A new book examines Trump's reaction to the aftermath of George Floyd's murder. Photo / AP
Donald Trump ranted about "the blacks" — declaring they wouldn't vote for him despite the fact he'd done "all this stuff for" them — and blamed his son-in-law for making him look "weak" during last year's Black Lives Matter protests, a new book has claimed.
In an excerpt of his forthcoming book, Frankly, We Did Win This Election: The Inside Story of How Trump Lost, Wall Street Journal reporter Michael Bender writes that the former president's reaction to the aftermath of George Floyd's murder marked the beginning of the end of his re-election hopes.
While the 74-year-old leaned into "law and order" themes during his 2016 campaign, he felt that the criminal justice reform bill he signed in December 2018 — a move that was heavily encouraged by his daughter Ivanka's husband, Jared Kushner — "made him look weak and — even worse — hadn't earned him any goodwill among black voters", Bender wrote.
"When most Americans rejected Trump's unreasonably truculent response to the civil unrest that was sweeping the country, the President also blamed Kushner", he added.
"As protesters poured into the streets of the nation's capital and major municipalities, Trump privately told advisers that he wished he'd been quicker to support police and more aggressive in his pushback against protesters."
The absence of support led Trump to complain on Father's Day to a confidante that he had "done all this stuff for the blacks — it's always Jared telling me to do this ... and they all f***ing hate me, and none of them are going to vote for me," he said, according to Bender.
Trump's 'surprising' reaction to George Floyd's death
The former leader was also supposedly more sympathetic to Floyd behind closed doors and more critical of the police who killed him — despite taking the opposite stance every time he was in public.
While he didn't watch the video of Floyd's murder on the day it went viral, when he did — surrounded by Kushner, his media team, and other senior White House officials — Trump "contorted his face as he watched" and "looked repulsed, then turned away".
"This is f***ing terrible," he said, according to Bender.
"I know these f***ing cops. They can get out of control sometimes. They can be rough."
His reaction to the video "struck some in the room as surprisingly critical of police, and the President showed a level of empathy for Floyd behind closed doors that he would never fully reveal in public", Bender wrote.
"Had he tried, it might have helped dial down the tension. But Trump didn't see it as part of his job to show empathy, and he worried that such a display would signal weakness to his base," he said.
"Trump's compassion quickly evaporated that night as he watched demonstrators torch a Minneapolis police station, and the protests spread to New York City; Denver; Phoenix; Columbus, Ohio; and Memphis, Tennessee."
"These THUGS are dishonouring the memory of George Floyd," the President tweeted on his now-defunct Twitter account. "When the looting starts, the shooting starts. Thank you!"

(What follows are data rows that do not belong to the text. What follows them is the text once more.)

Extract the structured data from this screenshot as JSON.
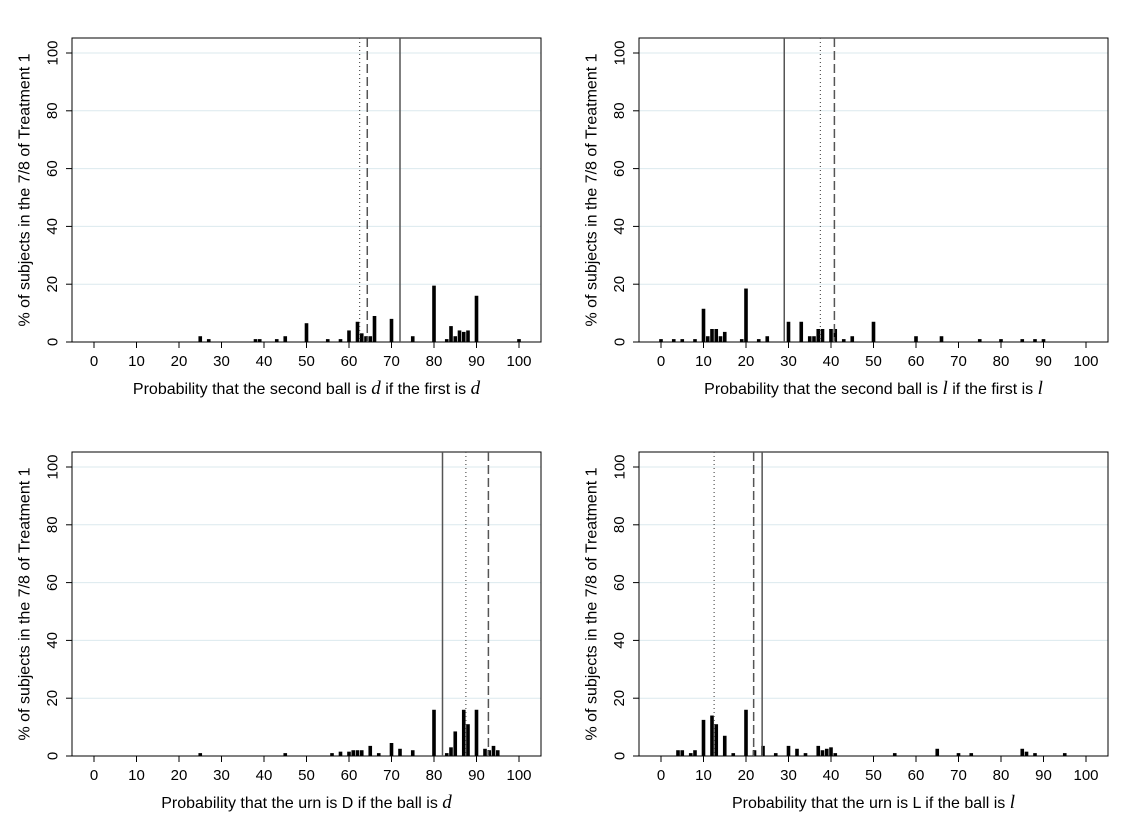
{
  "chart_data": [
    {
      "type": "bar",
      "ylabel": "% of subjects in the 7/8 of Treatment 1",
      "xlabel": {
        "pre": "Probability that the second ball is ",
        "m1": "d",
        "mid": " if the first is ",
        "m2": "d"
      },
      "xlim": [
        0,
        100
      ],
      "ylim": [
        0,
        100
      ],
      "xticks": [
        0,
        10,
        20,
        30,
        40,
        50,
        60,
        70,
        80,
        90,
        100
      ],
      "yticks": [
        0,
        20,
        40,
        60,
        80,
        100
      ],
      "bars": [
        {
          "x": 25,
          "y": 2
        },
        {
          "x": 27,
          "y": 1
        },
        {
          "x": 38,
          "y": 1
        },
        {
          "x": 39,
          "y": 1
        },
        {
          "x": 43,
          "y": 1
        },
        {
          "x": 45,
          "y": 2
        },
        {
          "x": 50,
          "y": 6.5
        },
        {
          "x": 55,
          "y": 1
        },
        {
          "x": 58,
          "y": 1
        },
        {
          "x": 60,
          "y": 4
        },
        {
          "x": 62,
          "y": 7
        },
        {
          "x": 63,
          "y": 3
        },
        {
          "x": 64,
          "y": 2
        },
        {
          "x": 65,
          "y": 2
        },
        {
          "x": 66,
          "y": 9
        },
        {
          "x": 70,
          "y": 8
        },
        {
          "x": 75,
          "y": 2
        },
        {
          "x": 80,
          "y": 19.5
        },
        {
          "x": 83,
          "y": 1
        },
        {
          "x": 84,
          "y": 5.5
        },
        {
          "x": 85,
          "y": 2
        },
        {
          "x": 86,
          "y": 4
        },
        {
          "x": 87,
          "y": 3.5
        },
        {
          "x": 88,
          "y": 4
        },
        {
          "x": 90,
          "y": 16
        },
        {
          "x": 100,
          "y": 1
        }
      ],
      "vlines": [
        {
          "x": 62.5,
          "style": "dotted"
        },
        {
          "x": 64.3,
          "style": "dashed"
        },
        {
          "x": 72,
          "style": "solid"
        }
      ]
    },
    {
      "type": "bar",
      "ylabel": "% of subjects in the 7/8 of Treatment 1",
      "xlabel": {
        "pre": "Probability that the second ball is ",
        "m1": "l",
        "mid": " if the first is ",
        "m2": "l"
      },
      "xlim": [
        0,
        100
      ],
      "ylim": [
        0,
        100
      ],
      "xticks": [
        0,
        10,
        20,
        30,
        40,
        50,
        60,
        70,
        80,
        90,
        100
      ],
      "yticks": [
        0,
        20,
        40,
        60,
        80,
        100
      ],
      "bars": [
        {
          "x": 0,
          "y": 1
        },
        {
          "x": 3,
          "y": 1
        },
        {
          "x": 5,
          "y": 1
        },
        {
          "x": 8,
          "y": 1
        },
        {
          "x": 10,
          "y": 11.5
        },
        {
          "x": 11,
          "y": 2
        },
        {
          "x": 12,
          "y": 4.5
        },
        {
          "x": 13,
          "y": 4.5
        },
        {
          "x": 14,
          "y": 2
        },
        {
          "x": 15,
          "y": 3.5
        },
        {
          "x": 19,
          "y": 1
        },
        {
          "x": 20,
          "y": 18.5
        },
        {
          "x": 23,
          "y": 1
        },
        {
          "x": 25,
          "y": 2
        },
        {
          "x": 30,
          "y": 7
        },
        {
          "x": 33,
          "y": 7
        },
        {
          "x": 35,
          "y": 2
        },
        {
          "x": 36,
          "y": 2
        },
        {
          "x": 37,
          "y": 4.5
        },
        {
          "x": 38,
          "y": 4.5
        },
        {
          "x": 40,
          "y": 4.5
        },
        {
          "x": 41,
          "y": 4.5
        },
        {
          "x": 43,
          "y": 1
        },
        {
          "x": 45,
          "y": 2
        },
        {
          "x": 50,
          "y": 7
        },
        {
          "x": 60,
          "y": 2
        },
        {
          "x": 66,
          "y": 2
        },
        {
          "x": 75,
          "y": 1
        },
        {
          "x": 80,
          "y": 1
        },
        {
          "x": 85,
          "y": 1
        },
        {
          "x": 88,
          "y": 1
        },
        {
          "x": 90,
          "y": 1
        }
      ],
      "vlines": [
        {
          "x": 29,
          "style": "solid"
        },
        {
          "x": 37.5,
          "style": "dotted"
        },
        {
          "x": 40.8,
          "style": "dashed"
        }
      ]
    },
    {
      "type": "bar",
      "ylabel": "% of subjects in the 7/8 of Treatment 1",
      "xlabel": {
        "pre": "Probability that the urn is D if the ball is ",
        "m1": "d",
        "mid": "",
        "m2": ""
      },
      "xlim": [
        0,
        100
      ],
      "ylim": [
        0,
        100
      ],
      "xticks": [
        0,
        10,
        20,
        30,
        40,
        50,
        60,
        70,
        80,
        90,
        100
      ],
      "yticks": [
        0,
        20,
        40,
        60,
        80,
        100
      ],
      "bars": [
        {
          "x": 25,
          "y": 1
        },
        {
          "x": 45,
          "y": 1
        },
        {
          "x": 56,
          "y": 1
        },
        {
          "x": 58,
          "y": 1.5
        },
        {
          "x": 60,
          "y": 1.5
        },
        {
          "x": 61,
          "y": 2
        },
        {
          "x": 62,
          "y": 2
        },
        {
          "x": 63,
          "y": 2
        },
        {
          "x": 65,
          "y": 3.5
        },
        {
          "x": 67,
          "y": 1
        },
        {
          "x": 70,
          "y": 4.5
        },
        {
          "x": 72,
          "y": 2.5
        },
        {
          "x": 75,
          "y": 2
        },
        {
          "x": 80,
          "y": 16
        },
        {
          "x": 83,
          "y": 1
        },
        {
          "x": 84,
          "y": 3
        },
        {
          "x": 85,
          "y": 8.5
        },
        {
          "x": 87,
          "y": 16
        },
        {
          "x": 88,
          "y": 11
        },
        {
          "x": 90,
          "y": 16
        },
        {
          "x": 92,
          "y": 2.5
        },
        {
          "x": 93,
          "y": 2
        },
        {
          "x": 94,
          "y": 3.5
        },
        {
          "x": 95,
          "y": 2
        }
      ],
      "vlines": [
        {
          "x": 82,
          "style": "solid"
        },
        {
          "x": 87.5,
          "style": "dotted"
        },
        {
          "x": 92.8,
          "style": "dashed"
        }
      ]
    },
    {
      "type": "bar",
      "ylabel": "% of subjects in the 7/8 of Treatment 1",
      "xlabel": {
        "pre": "Probability that the urn is L if the ball is ",
        "m1": "l",
        "mid": "",
        "m2": ""
      },
      "xlim": [
        0,
        100
      ],
      "ylim": [
        0,
        100
      ],
      "xticks": [
        0,
        10,
        20,
        30,
        40,
        50,
        60,
        70,
        80,
        90,
        100
      ],
      "yticks": [
        0,
        20,
        40,
        60,
        80,
        100
      ],
      "bars": [
        {
          "x": 4,
          "y": 2
        },
        {
          "x": 5,
          "y": 2
        },
        {
          "x": 7,
          "y": 1
        },
        {
          "x": 8,
          "y": 2
        },
        {
          "x": 10,
          "y": 12.5
        },
        {
          "x": 12,
          "y": 14
        },
        {
          "x": 13,
          "y": 11
        },
        {
          "x": 15,
          "y": 7
        },
        {
          "x": 17,
          "y": 1
        },
        {
          "x": 20,
          "y": 16
        },
        {
          "x": 22,
          "y": 2
        },
        {
          "x": 24,
          "y": 3.5
        },
        {
          "x": 27,
          "y": 1
        },
        {
          "x": 30,
          "y": 3.5
        },
        {
          "x": 32,
          "y": 2.5
        },
        {
          "x": 34,
          "y": 1
        },
        {
          "x": 37,
          "y": 3.5
        },
        {
          "x": 38,
          "y": 2
        },
        {
          "x": 39,
          "y": 2.5
        },
        {
          "x": 40,
          "y": 3
        },
        {
          "x": 41,
          "y": 1
        },
        {
          "x": 55,
          "y": 1
        },
        {
          "x": 65,
          "y": 2.5
        },
        {
          "x": 70,
          "y": 1
        },
        {
          "x": 73,
          "y": 1
        },
        {
          "x": 85,
          "y": 2.5
        },
        {
          "x": 86,
          "y": 1.5
        },
        {
          "x": 88,
          "y": 1
        },
        {
          "x": 95,
          "y": 1
        }
      ],
      "vlines": [
        {
          "x": 12.5,
          "style": "dotted"
        },
        {
          "x": 21.8,
          "style": "dashed"
        },
        {
          "x": 23.8,
          "style": "solid"
        }
      ]
    }
  ]
}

Within a month of Floyd's May 25 death, Trump was "dumping on his son-in-law, and he was also abandoning the chance to improve his relationship with black leaders and black voters during a particularly tumultuous moment in US race relations and the presidential campaign".
Juneteenth Tulsa rally marked 'beginning of the end'
Bender's book also reveals Trump's tone-deaf call to hold his first rally of the coronavirus pandemic in Tulsa, Oklahoma — the site of the single worst incident of racial violence in America history — on Juneteenth, the date that marks the end of slavery in the US.
While nobody on his campaign team flagged the location or date could be problematic, staffers at the Republican National Committee warned that the media and the Democrats wouldn't give the President "the benefit of the doubt" and urged him not to forge ahead.
"Don't do this," RNC Chairwoman Ronna Romney McDaniel warned Trump's campaign manager, Brad Parscale. "The media is not going to give us the benefit of the doubt, especially now."
The pleas fell on deaf ears — and when Trump decided to go ahead with the rally, eventually changing the date to the following day, it showed not just that he "couldn't be more insensitive to the world erupting all around him" but that he "was also impaired by his stunning disregard for history".
When he finally took to the stage in Tulsa, to an arena that was two-thirds empty, he urged his audience to forget the past several months, seeking a fresh start for his re-election bid.
"So we begin, Oklahoma," he told the crowd. "We begin. We begin our campaign."
"But the truth was, the campaign had begun long ago," Bender wrote of the moment. "What was actually beginning now, for Trump, was the end."